The winding hot-pink staircase forces visitors to face East, going along with this year's Jerusalem Design Week theme, "EAST."

Pink Staircase (photo credit: DOR KEDMI)
Pink Staircase
(photo credit: DOR KEDMI)
The Hansen House, a historic building in Jerusalem that was once a hospital, was decorated with a winding pink staircase for Jerusalem Design Week, which took place June 13-20.
A team of Tel Aviv architects took on installing the visually striking staircase which respects the strict preservation regulations of the building, calling their design "90 Degrees."
With the theme of the week being simply "EAST," the installation has a diagonal scaffolding system climbing along the side of the building from West to East while circling around slightly so as to force visitors to face the East. The platform the stairs form is approximately 14 meters high.

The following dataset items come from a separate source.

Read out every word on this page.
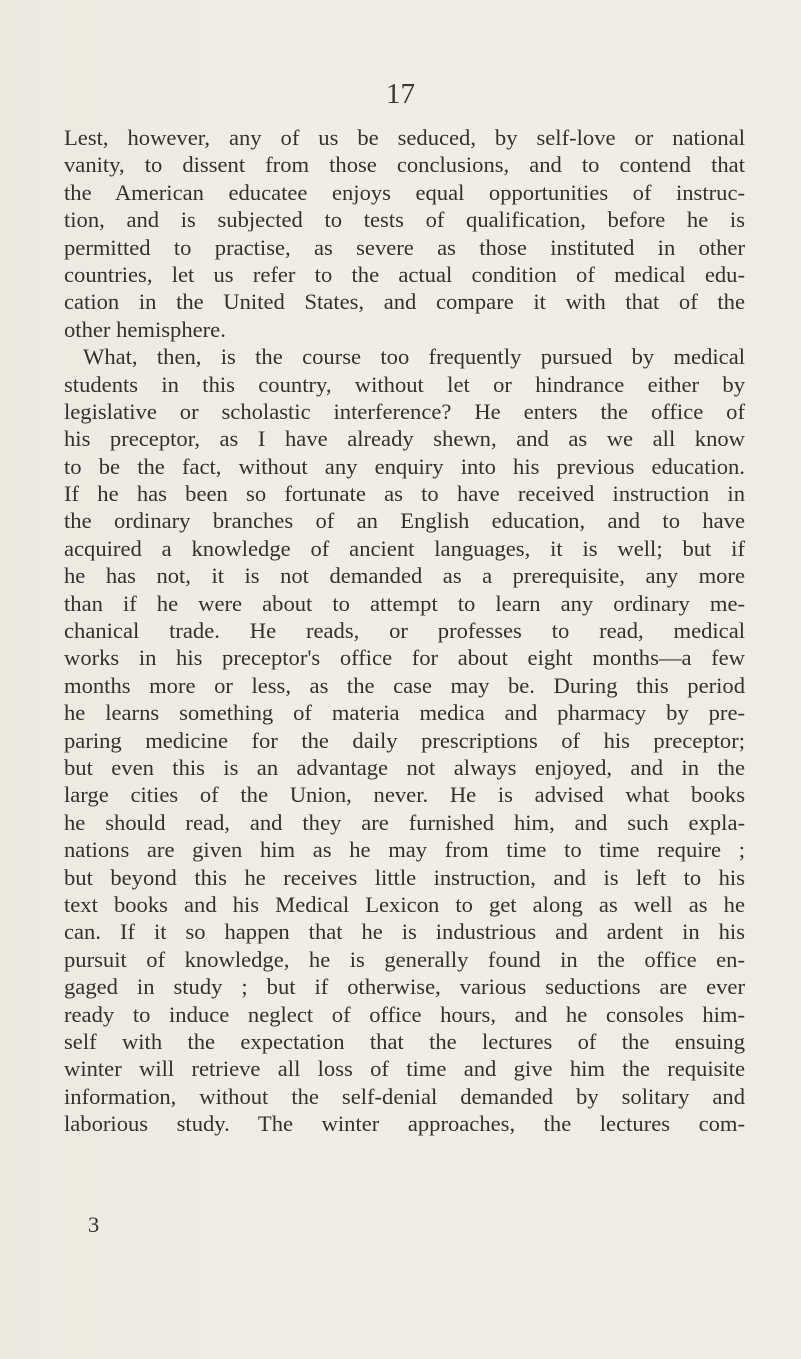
17
Lest, however, any of us be seduced, by self-love or national
vanity, to dissent from those conclusions, and to contend that
the American educatee enjoys equal opportunities of instruc-
tion, and is subjected to tests of qualification, before he is
permitted to practise, as severe as those instituted in other
countries, let us refer to the actual condition of medical edu-
cation in the United States, and compare it with that of the
other hemisphere.
What, then, is the course too frequently pursued by medical
students in this country, without let or hindrance either by
legislative or scholastic interference? He enters the office of
his preceptor, as I have already shewn, and as we all know
to be the fact, without any enquiry into his previous education.
If he has been so fortunate as to have received instruction in
the ordinary branches of an English education, and to have
acquired a knowledge of ancient languages, it is well; but if
he has not, it is not demanded as a prerequisite, any more
than if he were about to attempt to learn any ordinary me-
chanical trade. He reads, or professes to read, medical
works in his preceptor's office for about eight months—a few
months more or less, as the case may be. During this period
he learns something of materia medica and pharmacy by pre-
paring medicine for the daily prescriptions of his preceptor;
but even this is an advantage not always enjoyed, and in the
large cities of the Union, never. He is advised what books
he should read, and they are furnished him, and such expla-
nations are given him as he may from time to time require ;
but beyond this he receives little instruction, and is left to his
text books and his Medical Lexicon to get along as well as he
can. If it so happen that he is industrious and ardent in his
pursuit of knowledge, he is generally found in the office en-
gaged in study ; but if otherwise, various seductions are ever
ready to induce neglect of office hours, and he consoles him-
self with the expectation that the lectures of the ensuing
winter will retrieve all loss of time and give him the requisite
information, without the self-denial demanded by solitary and
laborious study. The winter approaches, the lectures com-
3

The alternative journey through the Hansen House presents views past the building to the surrounding areas.
Hansen House, located in the Talibya neighborhood, was originally a hospital for Hansen's disease, or leprosy. Conrad Schick was the original architect, a German missionary who was self-taught in architecture.
The Moravian Church's Herrenhut brotherhood ran the hospital between its establishment in 1887 and 1950, when the Jewish National Fund bought it from them.
The last leprosy patients left the facility in 2000, once the cure was found. It is now an art exhibition for Bezalel Academy of Arts and Design.